Additionally, it would set an out-of-pocket cap – roughly $10 to $15 – on co-pays paid by patients for drugs covered under Medicare Part D. Drug manufacturers estimate these changes would lead to savings of $100 billion over 10 years, and they also pledged to work with the administration on further reforms to Medicare Parts B and D.
The projected 10 percent savings on prices paid by Medicare and Medicaid compares unfavorably with the 30% savings that the administration projects for its International Pricing Index idea. And industry skeptics were quick to point out that it is not yet clear what drugs will be covered, that the discounts wouldn’t affect pricing for new drugs, and that a 10 percent discount is less significant when prices of many drugs rise nearly 9 percent per year.
However, the PhRMA proposal offers a critical advantage, according to Bigelow. “If President Trump proceeds with some version of the International Pricing Index, the rule-making process will take significant time (certainly extending well into next year) and there could be court challenges ahead,” he said. “In contrast, because what PhRMA proposes is a voluntary discount, it could be implemented very quickly – in fact, before the election,” Bigelow continued. “President Trump then could claim he’d gotten immediate results. In fact, he already is claiming that, and actually completing this deal may be less important to him than being able to talk about the deal during his re-election campaign.”
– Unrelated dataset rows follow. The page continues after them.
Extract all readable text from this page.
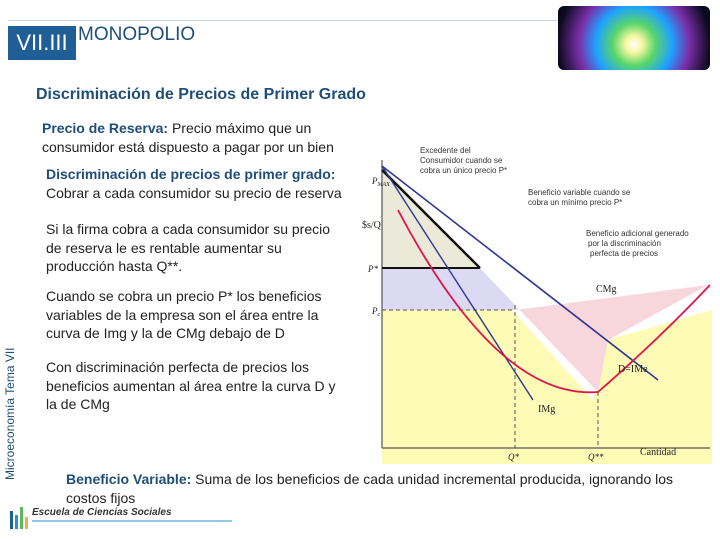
VII.III MONOPOLIO
Discriminación de Precios de Primer Grado
Precio de Reserva: Precio máximo que un consumidor está dispuesto a pagar por un bien
Discriminación de precios de primer grado: Cobrar a cada consumidor su precio de reserva
Si la firma cobra a cada consumidor su precio de reserva le es rentable aumentar su producción hasta Q**.
Cuando se cobra un precio P* los beneficios variables de la empresa son el área entre la curva de Img y la de CMg debajo de D
Con discriminación perfecta de precios los beneficios aumentan al área entre la curva D y la de CMg
Microeconomía Tema VII
$s/Q
Cantidad
$P_{MAX}$
P*
$P_c$
Q*	Q**
CMg
D=IMe
IMg
Excedente del Consumidor cuando se cobra un único precio P*
Beneficio variable cuando se cobra un mínimo precio P*
Beneficio adicional generado por la discriminación perfecta de precios
Beneficio Variable: Suma de los beneficios de cada unidad incremental producida, ignorando los costos fijos
Escuela de Ciencias Sociales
For the healthcare communications industry, these actions demonstrate that drug pricing issues are top-of-mind for both voters and politicians and serve as a reminder that further measures (including some that may affect the content or volume of marketing and communications) are likely next year regardless of the election results. Indeed, a poll released Friday by America’s Health Insurance Plans, taken among 2,000 likely voters in five swing states, suggested that 87 percent of those polled support linking the prices Americans pay for drugs to the prices paid in other countries.
“It seems significant that PhRMA is coming to the table to negotiate, which may put the industry in a better position than if it continues to fight all efforts to lower pricing,” Bigelow said.